To the best of our knowledge, this study is the first to report long-term CT changes in CF patients treated with ivacaftor. It is also the largest study reporting CT changes associated with ivacaftor and the first to evaluate its effect by using the CF-CT score on the whole lung following volumetric chest CT examination. Our results show a significant improvement of CF-CT scores on both short- and long-term follow-up.
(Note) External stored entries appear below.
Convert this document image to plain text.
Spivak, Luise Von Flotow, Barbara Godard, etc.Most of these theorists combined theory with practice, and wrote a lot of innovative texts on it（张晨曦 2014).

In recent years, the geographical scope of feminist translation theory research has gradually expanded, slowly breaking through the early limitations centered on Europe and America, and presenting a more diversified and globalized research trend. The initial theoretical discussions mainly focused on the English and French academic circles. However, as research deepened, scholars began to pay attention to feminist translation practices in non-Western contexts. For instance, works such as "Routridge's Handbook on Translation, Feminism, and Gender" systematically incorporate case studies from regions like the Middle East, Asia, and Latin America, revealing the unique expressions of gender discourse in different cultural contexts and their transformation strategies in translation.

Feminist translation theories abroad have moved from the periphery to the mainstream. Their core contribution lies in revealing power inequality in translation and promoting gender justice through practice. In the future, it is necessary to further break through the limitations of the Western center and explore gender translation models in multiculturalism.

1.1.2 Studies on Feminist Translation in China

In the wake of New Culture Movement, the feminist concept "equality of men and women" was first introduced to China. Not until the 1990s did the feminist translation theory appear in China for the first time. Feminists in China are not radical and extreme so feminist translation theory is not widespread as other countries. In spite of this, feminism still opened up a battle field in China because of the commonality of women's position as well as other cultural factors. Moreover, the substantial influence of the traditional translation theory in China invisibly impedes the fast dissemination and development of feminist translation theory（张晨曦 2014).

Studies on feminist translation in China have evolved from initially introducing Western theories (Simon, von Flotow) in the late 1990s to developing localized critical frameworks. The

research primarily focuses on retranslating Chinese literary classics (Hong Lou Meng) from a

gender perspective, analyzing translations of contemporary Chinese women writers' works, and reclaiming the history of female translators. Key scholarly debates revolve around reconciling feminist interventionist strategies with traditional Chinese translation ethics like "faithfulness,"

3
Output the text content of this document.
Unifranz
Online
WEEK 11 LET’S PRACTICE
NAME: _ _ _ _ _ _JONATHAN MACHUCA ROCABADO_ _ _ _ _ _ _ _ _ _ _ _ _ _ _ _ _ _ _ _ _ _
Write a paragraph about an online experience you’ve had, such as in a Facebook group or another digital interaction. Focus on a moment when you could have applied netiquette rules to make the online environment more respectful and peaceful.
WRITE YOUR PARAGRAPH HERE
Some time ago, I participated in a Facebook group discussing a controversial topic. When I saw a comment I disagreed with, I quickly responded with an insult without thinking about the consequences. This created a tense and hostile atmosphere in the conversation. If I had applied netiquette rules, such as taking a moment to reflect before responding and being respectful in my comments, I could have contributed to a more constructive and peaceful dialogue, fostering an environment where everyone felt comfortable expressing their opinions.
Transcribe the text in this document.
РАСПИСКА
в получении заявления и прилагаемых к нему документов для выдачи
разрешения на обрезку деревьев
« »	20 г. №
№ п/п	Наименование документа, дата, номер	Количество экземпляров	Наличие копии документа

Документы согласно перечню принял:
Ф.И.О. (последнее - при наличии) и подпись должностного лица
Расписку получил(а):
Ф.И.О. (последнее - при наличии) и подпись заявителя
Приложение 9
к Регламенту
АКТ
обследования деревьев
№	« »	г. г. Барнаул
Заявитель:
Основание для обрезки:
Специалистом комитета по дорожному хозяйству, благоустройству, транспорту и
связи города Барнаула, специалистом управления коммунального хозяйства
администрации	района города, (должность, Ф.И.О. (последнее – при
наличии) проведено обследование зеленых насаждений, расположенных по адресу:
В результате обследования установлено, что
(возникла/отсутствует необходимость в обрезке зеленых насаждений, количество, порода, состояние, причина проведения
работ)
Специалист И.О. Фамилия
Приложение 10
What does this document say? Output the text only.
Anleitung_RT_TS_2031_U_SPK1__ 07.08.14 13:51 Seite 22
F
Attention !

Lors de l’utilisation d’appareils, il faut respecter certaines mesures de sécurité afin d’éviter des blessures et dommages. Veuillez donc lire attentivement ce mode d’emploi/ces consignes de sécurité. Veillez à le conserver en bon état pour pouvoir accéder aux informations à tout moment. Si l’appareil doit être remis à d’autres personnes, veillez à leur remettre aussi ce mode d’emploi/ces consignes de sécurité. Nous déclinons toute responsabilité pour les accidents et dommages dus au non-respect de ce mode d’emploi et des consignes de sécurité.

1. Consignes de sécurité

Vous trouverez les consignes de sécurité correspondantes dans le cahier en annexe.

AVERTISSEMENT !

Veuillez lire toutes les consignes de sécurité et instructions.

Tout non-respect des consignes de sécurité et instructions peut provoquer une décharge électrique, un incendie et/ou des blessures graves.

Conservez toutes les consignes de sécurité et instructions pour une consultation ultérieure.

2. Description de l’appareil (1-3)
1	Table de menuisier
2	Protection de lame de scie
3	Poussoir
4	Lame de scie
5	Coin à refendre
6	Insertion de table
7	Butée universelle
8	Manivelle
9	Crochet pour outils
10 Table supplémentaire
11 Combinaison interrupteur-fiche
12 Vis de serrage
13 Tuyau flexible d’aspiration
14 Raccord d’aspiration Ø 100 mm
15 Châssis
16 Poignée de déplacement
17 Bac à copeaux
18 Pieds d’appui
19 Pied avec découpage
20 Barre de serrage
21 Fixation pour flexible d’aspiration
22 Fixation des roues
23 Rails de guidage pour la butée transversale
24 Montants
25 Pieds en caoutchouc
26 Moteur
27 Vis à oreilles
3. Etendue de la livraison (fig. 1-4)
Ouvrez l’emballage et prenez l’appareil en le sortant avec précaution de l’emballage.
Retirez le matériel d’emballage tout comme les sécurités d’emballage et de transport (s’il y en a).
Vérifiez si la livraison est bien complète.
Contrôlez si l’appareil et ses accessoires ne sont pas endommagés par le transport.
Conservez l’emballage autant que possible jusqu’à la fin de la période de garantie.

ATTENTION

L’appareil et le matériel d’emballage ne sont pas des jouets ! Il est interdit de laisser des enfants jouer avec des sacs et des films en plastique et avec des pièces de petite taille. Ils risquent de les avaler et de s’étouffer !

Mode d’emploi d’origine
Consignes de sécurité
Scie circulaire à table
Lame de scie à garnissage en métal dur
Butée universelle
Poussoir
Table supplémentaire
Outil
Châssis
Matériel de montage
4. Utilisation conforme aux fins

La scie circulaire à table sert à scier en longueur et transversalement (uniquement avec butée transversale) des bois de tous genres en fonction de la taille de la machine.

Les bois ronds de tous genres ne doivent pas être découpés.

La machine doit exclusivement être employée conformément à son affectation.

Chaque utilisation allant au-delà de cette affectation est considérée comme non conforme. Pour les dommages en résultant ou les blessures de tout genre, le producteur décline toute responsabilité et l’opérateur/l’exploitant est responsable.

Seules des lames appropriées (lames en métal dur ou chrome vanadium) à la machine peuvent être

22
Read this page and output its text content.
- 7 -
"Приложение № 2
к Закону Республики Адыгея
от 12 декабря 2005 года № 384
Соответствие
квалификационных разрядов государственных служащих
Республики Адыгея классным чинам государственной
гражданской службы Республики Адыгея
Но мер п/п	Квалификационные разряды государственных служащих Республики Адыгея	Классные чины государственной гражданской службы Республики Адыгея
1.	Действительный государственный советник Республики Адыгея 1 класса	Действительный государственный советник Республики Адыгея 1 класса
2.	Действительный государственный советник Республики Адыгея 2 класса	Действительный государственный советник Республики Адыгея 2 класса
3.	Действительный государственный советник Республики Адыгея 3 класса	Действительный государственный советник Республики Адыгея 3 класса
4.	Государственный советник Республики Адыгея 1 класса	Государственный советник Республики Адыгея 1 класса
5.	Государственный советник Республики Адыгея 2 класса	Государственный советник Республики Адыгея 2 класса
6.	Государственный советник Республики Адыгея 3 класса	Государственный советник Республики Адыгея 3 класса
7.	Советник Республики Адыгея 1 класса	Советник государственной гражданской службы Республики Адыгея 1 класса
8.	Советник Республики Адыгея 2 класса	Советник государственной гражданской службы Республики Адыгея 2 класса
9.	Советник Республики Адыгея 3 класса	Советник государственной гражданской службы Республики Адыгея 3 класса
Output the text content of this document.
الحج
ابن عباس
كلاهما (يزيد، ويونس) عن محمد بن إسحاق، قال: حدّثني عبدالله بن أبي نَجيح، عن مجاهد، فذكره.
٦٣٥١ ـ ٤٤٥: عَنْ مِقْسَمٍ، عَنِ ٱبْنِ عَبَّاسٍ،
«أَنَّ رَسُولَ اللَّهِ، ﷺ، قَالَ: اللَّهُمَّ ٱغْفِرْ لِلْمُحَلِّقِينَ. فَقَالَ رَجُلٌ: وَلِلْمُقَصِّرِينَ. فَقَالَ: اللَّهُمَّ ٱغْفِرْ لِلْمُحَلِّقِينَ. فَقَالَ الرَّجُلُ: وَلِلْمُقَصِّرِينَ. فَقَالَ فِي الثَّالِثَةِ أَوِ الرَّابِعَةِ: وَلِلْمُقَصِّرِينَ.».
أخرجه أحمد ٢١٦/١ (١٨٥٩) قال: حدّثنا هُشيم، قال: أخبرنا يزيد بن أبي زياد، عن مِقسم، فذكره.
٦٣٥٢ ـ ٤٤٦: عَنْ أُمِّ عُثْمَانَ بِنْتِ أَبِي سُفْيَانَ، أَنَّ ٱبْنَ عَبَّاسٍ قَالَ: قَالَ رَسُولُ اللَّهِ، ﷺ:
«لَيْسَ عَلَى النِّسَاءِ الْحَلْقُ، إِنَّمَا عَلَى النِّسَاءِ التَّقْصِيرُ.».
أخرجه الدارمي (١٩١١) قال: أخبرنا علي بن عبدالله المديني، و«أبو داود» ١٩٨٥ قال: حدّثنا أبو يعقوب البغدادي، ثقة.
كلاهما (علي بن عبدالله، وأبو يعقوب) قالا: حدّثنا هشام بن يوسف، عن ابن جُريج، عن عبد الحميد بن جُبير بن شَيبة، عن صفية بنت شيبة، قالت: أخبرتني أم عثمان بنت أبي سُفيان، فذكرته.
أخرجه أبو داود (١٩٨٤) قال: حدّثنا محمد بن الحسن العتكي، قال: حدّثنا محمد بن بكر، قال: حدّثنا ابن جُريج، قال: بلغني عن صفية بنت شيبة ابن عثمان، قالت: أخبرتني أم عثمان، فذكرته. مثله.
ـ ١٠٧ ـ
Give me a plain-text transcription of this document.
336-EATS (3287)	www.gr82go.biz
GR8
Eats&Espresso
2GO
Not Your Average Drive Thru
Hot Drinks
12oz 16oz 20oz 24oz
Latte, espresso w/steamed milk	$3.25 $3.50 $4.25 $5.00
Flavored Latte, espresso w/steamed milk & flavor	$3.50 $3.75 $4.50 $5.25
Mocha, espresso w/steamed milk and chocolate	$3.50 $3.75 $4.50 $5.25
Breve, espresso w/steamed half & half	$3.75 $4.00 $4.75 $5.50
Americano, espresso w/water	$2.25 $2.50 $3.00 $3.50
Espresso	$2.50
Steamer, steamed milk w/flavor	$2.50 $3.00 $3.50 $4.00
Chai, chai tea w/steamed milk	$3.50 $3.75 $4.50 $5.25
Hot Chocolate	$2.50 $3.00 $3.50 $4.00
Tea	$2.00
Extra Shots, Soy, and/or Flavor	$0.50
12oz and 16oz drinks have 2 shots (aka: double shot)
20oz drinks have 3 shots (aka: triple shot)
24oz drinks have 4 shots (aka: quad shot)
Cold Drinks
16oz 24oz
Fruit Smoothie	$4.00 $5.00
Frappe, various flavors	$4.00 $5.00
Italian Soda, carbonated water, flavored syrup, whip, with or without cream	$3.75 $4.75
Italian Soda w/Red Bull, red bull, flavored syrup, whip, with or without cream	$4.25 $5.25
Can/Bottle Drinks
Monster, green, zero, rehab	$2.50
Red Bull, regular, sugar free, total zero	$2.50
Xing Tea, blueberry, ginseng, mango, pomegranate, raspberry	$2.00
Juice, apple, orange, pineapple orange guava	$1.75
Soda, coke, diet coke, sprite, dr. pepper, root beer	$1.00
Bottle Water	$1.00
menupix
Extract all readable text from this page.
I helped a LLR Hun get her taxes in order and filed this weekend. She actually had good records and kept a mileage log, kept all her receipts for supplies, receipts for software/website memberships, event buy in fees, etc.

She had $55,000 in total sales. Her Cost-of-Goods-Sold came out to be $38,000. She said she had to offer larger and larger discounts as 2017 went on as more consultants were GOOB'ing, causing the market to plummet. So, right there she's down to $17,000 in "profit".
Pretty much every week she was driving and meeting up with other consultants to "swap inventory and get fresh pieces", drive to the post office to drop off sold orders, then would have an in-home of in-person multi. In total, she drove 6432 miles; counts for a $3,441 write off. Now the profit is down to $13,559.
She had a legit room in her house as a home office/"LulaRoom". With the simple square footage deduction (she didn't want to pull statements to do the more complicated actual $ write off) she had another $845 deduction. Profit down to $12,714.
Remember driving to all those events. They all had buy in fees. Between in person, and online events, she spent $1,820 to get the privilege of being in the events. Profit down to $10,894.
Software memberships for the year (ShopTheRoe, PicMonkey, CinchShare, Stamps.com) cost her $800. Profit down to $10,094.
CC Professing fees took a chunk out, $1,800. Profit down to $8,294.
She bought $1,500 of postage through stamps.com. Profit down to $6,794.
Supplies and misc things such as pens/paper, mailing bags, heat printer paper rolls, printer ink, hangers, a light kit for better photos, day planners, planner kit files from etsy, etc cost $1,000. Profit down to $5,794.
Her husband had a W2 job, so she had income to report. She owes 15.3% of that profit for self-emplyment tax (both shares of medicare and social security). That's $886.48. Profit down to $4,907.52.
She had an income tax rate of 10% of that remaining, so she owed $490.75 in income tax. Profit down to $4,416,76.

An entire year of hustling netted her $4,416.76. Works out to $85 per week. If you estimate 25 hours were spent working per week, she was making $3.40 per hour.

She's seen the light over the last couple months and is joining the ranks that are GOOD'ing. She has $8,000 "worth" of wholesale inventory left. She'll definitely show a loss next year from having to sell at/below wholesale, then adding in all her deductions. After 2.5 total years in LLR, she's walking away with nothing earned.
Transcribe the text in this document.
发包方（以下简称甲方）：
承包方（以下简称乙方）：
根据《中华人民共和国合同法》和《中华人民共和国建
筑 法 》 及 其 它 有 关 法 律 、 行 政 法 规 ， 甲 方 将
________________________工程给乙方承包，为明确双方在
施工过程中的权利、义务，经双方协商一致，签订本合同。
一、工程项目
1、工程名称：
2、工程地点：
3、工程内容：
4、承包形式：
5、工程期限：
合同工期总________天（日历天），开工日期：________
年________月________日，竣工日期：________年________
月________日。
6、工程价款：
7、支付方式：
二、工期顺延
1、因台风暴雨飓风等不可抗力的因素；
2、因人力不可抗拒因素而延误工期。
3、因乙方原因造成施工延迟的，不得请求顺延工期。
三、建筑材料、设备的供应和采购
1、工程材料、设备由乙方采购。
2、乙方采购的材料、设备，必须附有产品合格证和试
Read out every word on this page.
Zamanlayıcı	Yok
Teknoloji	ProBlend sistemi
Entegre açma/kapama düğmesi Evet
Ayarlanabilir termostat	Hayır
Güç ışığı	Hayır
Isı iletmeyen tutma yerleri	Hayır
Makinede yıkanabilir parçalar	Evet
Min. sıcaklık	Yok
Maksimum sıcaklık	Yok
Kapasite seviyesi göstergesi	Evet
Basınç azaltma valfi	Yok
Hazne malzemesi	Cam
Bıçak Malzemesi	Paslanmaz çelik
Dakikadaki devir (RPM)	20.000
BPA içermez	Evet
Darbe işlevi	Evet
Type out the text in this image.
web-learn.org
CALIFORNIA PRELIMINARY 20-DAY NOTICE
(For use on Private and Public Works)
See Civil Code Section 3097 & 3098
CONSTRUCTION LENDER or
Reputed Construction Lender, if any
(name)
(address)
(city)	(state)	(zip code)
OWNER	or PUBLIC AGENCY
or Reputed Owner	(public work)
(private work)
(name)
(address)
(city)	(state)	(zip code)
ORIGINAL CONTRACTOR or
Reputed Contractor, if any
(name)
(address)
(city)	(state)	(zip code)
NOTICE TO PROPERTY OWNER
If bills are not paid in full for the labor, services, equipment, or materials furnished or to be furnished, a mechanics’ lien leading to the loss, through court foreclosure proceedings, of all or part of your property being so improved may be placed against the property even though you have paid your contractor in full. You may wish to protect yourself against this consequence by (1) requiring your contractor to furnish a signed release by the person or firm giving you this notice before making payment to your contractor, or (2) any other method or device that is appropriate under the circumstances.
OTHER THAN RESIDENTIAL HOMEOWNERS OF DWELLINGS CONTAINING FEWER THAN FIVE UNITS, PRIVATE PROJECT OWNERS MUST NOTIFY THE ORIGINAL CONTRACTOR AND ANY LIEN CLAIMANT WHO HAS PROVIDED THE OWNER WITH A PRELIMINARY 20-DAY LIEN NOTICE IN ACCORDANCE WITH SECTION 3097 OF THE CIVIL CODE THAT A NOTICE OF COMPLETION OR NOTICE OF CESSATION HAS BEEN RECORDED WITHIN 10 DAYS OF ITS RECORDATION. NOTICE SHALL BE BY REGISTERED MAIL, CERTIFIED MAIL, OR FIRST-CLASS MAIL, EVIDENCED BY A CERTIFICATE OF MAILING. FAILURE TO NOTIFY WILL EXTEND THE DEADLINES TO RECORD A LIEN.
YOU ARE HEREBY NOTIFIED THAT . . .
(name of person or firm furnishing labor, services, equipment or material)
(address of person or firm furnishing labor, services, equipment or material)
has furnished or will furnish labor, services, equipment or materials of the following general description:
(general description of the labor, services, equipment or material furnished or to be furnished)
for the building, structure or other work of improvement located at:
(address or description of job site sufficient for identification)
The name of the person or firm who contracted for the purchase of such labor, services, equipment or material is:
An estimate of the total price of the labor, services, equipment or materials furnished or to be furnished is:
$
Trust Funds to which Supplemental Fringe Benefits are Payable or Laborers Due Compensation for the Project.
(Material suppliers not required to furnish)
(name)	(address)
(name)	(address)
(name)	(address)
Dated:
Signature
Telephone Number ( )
This improvement is mainly related to a significant decrease of the peribronchial thickening and mucus plugging scores, which are known to represent reversible CT changes during exacerbations in CF patients [11]. Sheik et al. [8] reported similar improvement of peribronchial thickening, mucus plugging and Brody scores at 1 year follow-up in 10 patients treated with ivacaftor. However, they also found a significant decrease of the bronchiectasis score whereas we observed a significant increase of this score on long-term follow-up. This could be due to better visualisation after decrease of bronchial thickening and mucus plugging. Bronchiectasis results in irreversible changes with the destruction of elastic tissues [12]. The decrease in the bronchiectasis score reported in the study by Sheik et al. [8] might be due to under-sampling, since scoring was based on only four CT images and not on the whole lung CT acquisition. Interestingly, we found most of the CT lesion improvement occurred during the first year of treatment and remained stable on long-term follow-up, a pattern for improvement that was also reported for lung function [13]. The good correlations we report between CT scores and FEV₁ suggest CT is a valuable method for monitoring changes on ivacaftor treatment. Despite being only moderate, the correlation between interscan changes of FEV₁ and CF-CT score in our study was higher than that previously reported between changes of FEV₁/forced vital capacity and visual score (r= –0.51 versus –0.39) [14].

Our study has several limitations. First, due to the retrospective design, CT examinations were performed at different time points and only eight patients had both short- and long-term follow-up CT examinations and there was no standardisation of the CT parameters among the centres. However, only three of the 52 CT scans had slice thicknesses >1.25 mm. The remaining consisted in high-resolution protocols. Second, we did not evaluate interobserver agreement for visual scoring, since only one radiologist could receive intensive training in a reference centre. The limited number of available trained scorers is a well-known limitation of visual CT scores [15]. Lastly, evaluating treatment efficacy with CT raises concerns about radiation dose, even though recent improvements of the CT technology allow for dramatic dose reduction.

In conclusion, our study shows that CT is a valuable method for monitoring CF patients treated with ivacaftor. Decrease of mucus plugging and peribronchial thickening occurred during the first year and remained stable on long-term follow-up, whereas bronchiectasis score slightly increased, possibly because of improved visualisation, after mucus plugging clearance.